Nun stand sie da, kreidebleich. Starr vor Schreck, konnte sich kaum rühren. Schaute in Richtung des Fitnessstudio, direkt auf die Eingangstür. Dort stand Timo und seine kleinen rattigen Mitläufer. Geradewegs gingen sie ins Fitnessstudio. Scheinbar schwänzten sie wieder, wäre nichts neues bei Timo und seiner Truppe.
Marina überlegte wild hin und her, ob sie nun auch reingeht oder doch lieber heimkehrt.
Doch sie hatte auf dem Weg zum Fitnessstudio einen kleinen Apfel gegessen und der Gedanke daran ohne Training mit Apfel im Magen nach Hause zu gehen war schrecklicher, als der Gedanke wieder erniedrigt zu werden.
Denn sie tut ja schließlich was dafür, nicht mehr die ekelhafte Pummel Qualle zu sein. Also ging sie, leicht zögernd auch ins Fitnessstudio. Direkt zum Thresen, um sich ihren Schlüssel fürs Schließfach zu holen. Eilte schnell Richtung Umkleide und zog sich ihre Sportkleidung an. Ein schlabbriges olive farbenes Shirt plus ihre graue Lieblings Leggings mit knall pinken Streifen rechts und links an der Seite. Schnell noch die blau lila Sportschuhe an, Wasserflasche mitnehmen und die Tasche im Schließfach verstauen. Gerade bog sie um die Ecke und stieß, wie sollte es auch anders sein, direkt in Timo rein.

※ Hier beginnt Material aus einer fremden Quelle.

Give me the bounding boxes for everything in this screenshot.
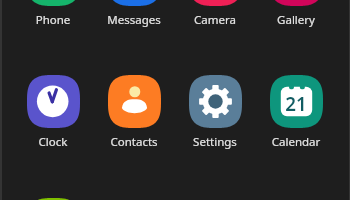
staticText: Camera [173,12,257,28]
button[interactable]: Camera [189,0,242,6]
button[interactable]: Phone [27,0,80,6]
staticText: Gallery [254,12,338,28]
staticText: 21 [276,91,316,117]
staticText: Calendar [254,134,338,150]
button[interactable]: Gallery [270,0,323,6]
button[interactable]: Messages [108,0,161,6]
staticText: Contacts [92,134,176,150]
staticText: Messages [92,12,176,28]
button[interactable]: Settings [189,75,242,128]
button[interactable]: Maps [27,198,80,200]
staticText: Settings [173,134,257,150]
button[interactable]: Contacts [108,75,161,128]
button[interactable]: Clock [27,75,80,128]
button[interactable]: Calendar [270,75,323,128]
staticText: Phone [11,12,95,28]
staticText: Clock [11,134,95,150]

Timo war ein recht großer Junge, um die 1,90 Meter, aber durch seine Muskeln wirkte er nicht schlaksig sondern eher wie ein Brecher.

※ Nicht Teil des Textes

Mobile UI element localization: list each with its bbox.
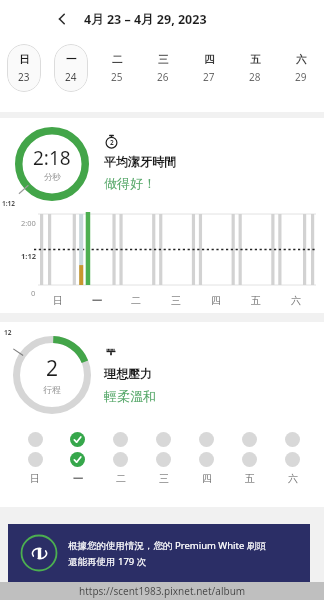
staticText: 六 (288, 472, 298, 485)
staticText: 根據您的使用情況，您的 Premium White 刷頭 (68, 539, 266, 552)
staticText: 行程 (43, 384, 61, 395)
staticText: 29 (295, 70, 307, 84)
staticText: 三 (158, 53, 169, 66)
staticText: 4月 23 – 4月 29, 2023 (84, 11, 207, 28)
staticText: 四 (204, 53, 215, 66)
staticText: 五 (251, 294, 261, 307)
staticText: 六 (291, 294, 301, 307)
staticText: 六 (296, 53, 307, 66)
button[interactable]: 四 (192, 44, 226, 92)
staticText: 平均潔牙時間 (104, 154, 176, 169)
staticText: 一 (92, 294, 102, 307)
button[interactable]: 2:18 (0, 118, 324, 313)
staticText: 0 (31, 288, 36, 298)
staticText: 二 (116, 472, 126, 485)
button[interactable]: 根據您的使用情況，您的 Premium White 刷頭 (8, 524, 310, 582)
staticText: 五 (245, 472, 255, 485)
staticText: 2 (110, 138, 114, 147)
staticText: https://scent1983.pixnet.net/album (79, 584, 246, 598)
staticText: 五 (250, 53, 261, 66)
staticText: 三 (171, 294, 181, 307)
staticText: 2:00 (21, 218, 36, 228)
button[interactable]: 2 (0, 322, 324, 507)
button[interactable]: 一 (54, 44, 88, 92)
staticText: 23 (18, 70, 30, 84)
staticText: 28 (249, 70, 261, 84)
staticText: 理想壓力 (104, 366, 152, 381)
staticText: 26 (157, 70, 169, 84)
staticText: 做得好！ (104, 175, 156, 191)
button[interactable]: 二 (100, 44, 134, 92)
staticText: 三 (159, 472, 169, 485)
staticText: 1:12 (21, 251, 36, 261)
staticText: 24 (65, 70, 77, 84)
staticText: 12 (4, 328, 12, 337)
button[interactable]: 五 (238, 44, 272, 92)
staticText: 日 (30, 472, 40, 485)
staticText: 1:12 (2, 199, 15, 208)
staticText: 一 (73, 472, 83, 485)
button[interactable]: Back (52, 9, 72, 29)
staticText: 2 (46, 354, 59, 383)
staticText: 二 (112, 53, 123, 66)
staticText: 25 (111, 70, 123, 84)
button[interactable]: 日 (7, 44, 41, 92)
staticText: 2:18 (33, 145, 71, 171)
staticText: 二 (131, 294, 141, 307)
button[interactable]: 三 (146, 44, 180, 92)
staticText: 輕柔溫和 (104, 388, 156, 404)
staticText: 四 (211, 294, 221, 307)
staticText: 一 (66, 53, 77, 66)
staticText: 27 (203, 70, 215, 84)
staticText: 日 (53, 294, 63, 307)
staticText: 還能再使用 179 次 (68, 555, 147, 568)
staticText: 日 (19, 53, 30, 66)
button[interactable]: 六 (284, 44, 318, 92)
staticText: 分秒 (44, 172, 61, 183)
staticText: 四 (202, 472, 212, 485)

Marina brachte ein kleines
>> Tschuldigung << raus und wollte schnell weiter Richtung Laufbänder, doch Timo hielt sie an ihrem schlabbrigen Shirt und zog sie zu sich.
>> Naa dass ich dich mal an solch einem Ort sehe hätte ich nicht gedacht, dachte du stopft dich wieder mit Eis voll, so wie du vorhin aus der Schule gerannt bist. Standest wohl auf Zucker Entzug <<, Timo lachte gehässig und seine Truppe gröhlte laut mit.
Marina, gekränkt und wütend von seiner Aussage, holte aus und *KLATSCH*
Blankes entsetzen war in den Blicken der Truppe und Timo zu sehen.
Sie konnte nicht glauben was gerade passiert war, hat sie ernsthaft dem coolsten und beliebtesten Jungen der Schule eine Backpfeife gegeben?
Im selben Moment merkte sie jedoch, dass es überhaupt nicht gut gewesen war, denn Timo zog sie an ihrem Zopf Richtung Klo. Drückte ihr Gesicht in ein Pissoir und sagte merklich angepisst zu ihr >> Meine Kollegen müssen bestimmt mal Wasser
lassen << und fordete zwei von ihnen, Marko und Julian, auf die Toilette zu benutzen mit Marinas Kopf drin. Nach einer gefühlten halben Stunde ließen sie von ihr ab. Nun saß sie da, zitternd und wimmern am Boden. Rappelte sich langsam auf, Kopf nach unten Richtung Dusche, um sich sauber zu machen. Gott sei Dank haben sie nicht ihre Kleidung getroffen sondern "nur" den Kopf.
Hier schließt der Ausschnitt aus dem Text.